Oesophageal motility and pH were recorded for one hour after a meal in 15 patients with reflux disease. On separate days, atropine (15 micrograms/kg bolus intravenously, 4 micrograms/kg/h infusion) or saline were given and maintained for the recording period.

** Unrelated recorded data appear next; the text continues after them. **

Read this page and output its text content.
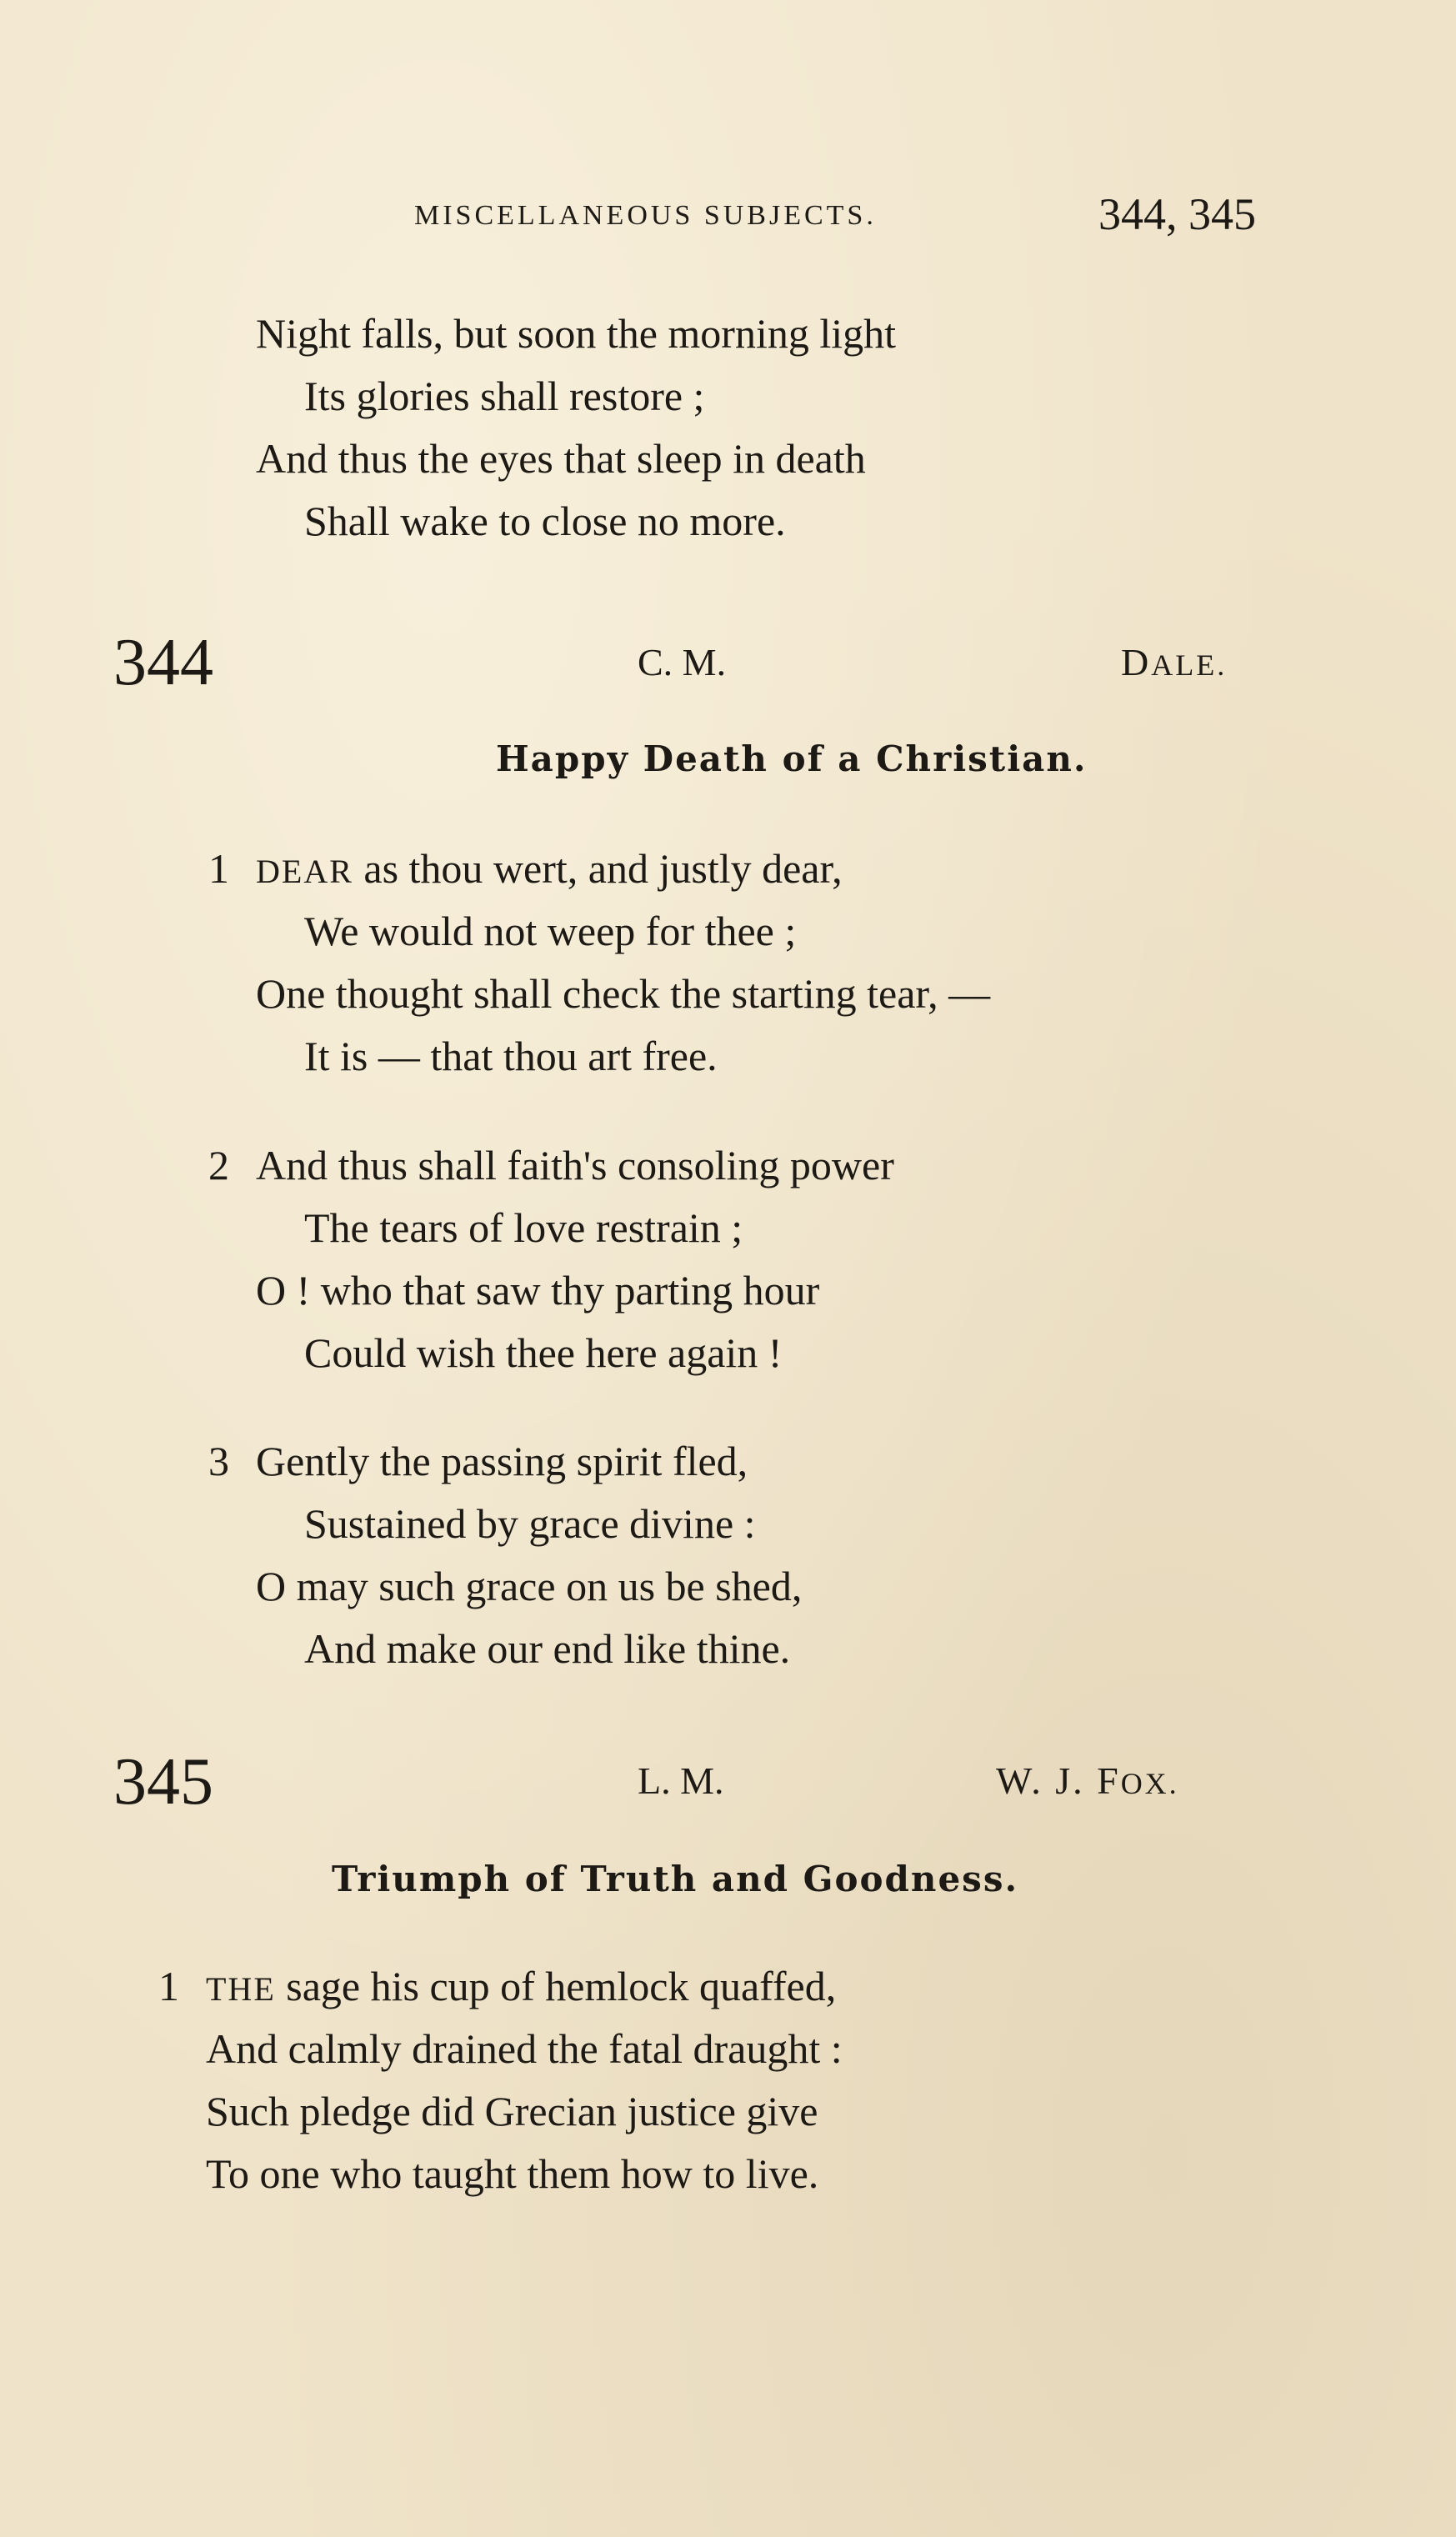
MISCELLANEOUS SUBJECTS.	344, 345
Night falls, but soon the morning light
Its glories shall restore ;
And thus the eyes that sleep in death
Shall wake to close no more.
344	C. M.	DALE.
Happy Death of a Christian.
1 DEAR as thou wert, and justly dear,
We would not weep for thee ;
One thought shall check the starting tear, —
It is — that thou art free.
2 And thus shall faith's consoling power
The tears of love restrain ;
O ! who that saw thy parting hour
Could wish thee here again !
3 Gently the passing spirit fled,
Sustained by grace divine :
O may such grace on us be shed,
And make our end like thine.
345	L. M.	W. J. FOX.
Triumph of Truth and Goodness.
1 THE sage his cup of hemlock quaffed,
And calmly drained the fatal draught :
Such pledge did Grecian justice give
To one who taught them how to live.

Atropine significantly reduced basal LOS pressure from 7.1 (2.2) to 2.9 (1.3) mm Hg (mean (SEM)). Atropine also reduced the rate of reflux episodes from 5.0 (2.0-8.75) to 1.0 (0-6.25) per hour (median (interquartile range)) largely because of a decrease in the rate of transient LOS relaxations from 2.0 (0-4.75) to 0 (0-0) per hour and abolition of reflux during swallow induced LOS relaxation. There was no change in the rate of reflux episodes because of absent basal LOS pressure.
Atropine inhibits reflux in patients with reflux disease largely by inhibition of transient LOS relaxations and swallow induced LOS relaxation. These findings suggest that pharmacological control of reflux through control of transient LOS relaxations is possible in patients with reflux disease.
阿托品通过抑制食管下括约肌(LOS)的短暂松弛来降低正常受试者的反流发作率。本研究的目的是探讨阿托品对反流性疾病患者反流率及反流机制的影响。
对15例反流性疾病患者餐后1小时的食管动力和pH值进行记录。在不同日期,分别给予阿托品(静脉推注15微克/千克,输注速度为4微克/千克/小时)或生理盐水,并在记录期间持续给药。
阿托品使基础LOS压力从7.1(2.2)显著降至2.9(1.3)毫米汞柱(均值(标准误))。阿托品还使反流发作率从每小时5.0(2.0 - 8.75)次降至1.0(0 - 6.25)次(中位数(四分位间距)),这主要是因为短暂LOS松弛率从每小时2.0(0 - 4.75)次降至0(0 - 0)次,并且在吞咽诱发的LOS松弛期间反流消失。由于基础LOS压力缺失,反流发作率没有变化。
阿托品在反流性疾病患者中抑制反流主要是通过抑制短暂LOS松弛和吞咽诱发的LOS松弛。这些发现表明,通过控制短暂LOS松弛对反流性疾病患者进行药物控制反流是可行的。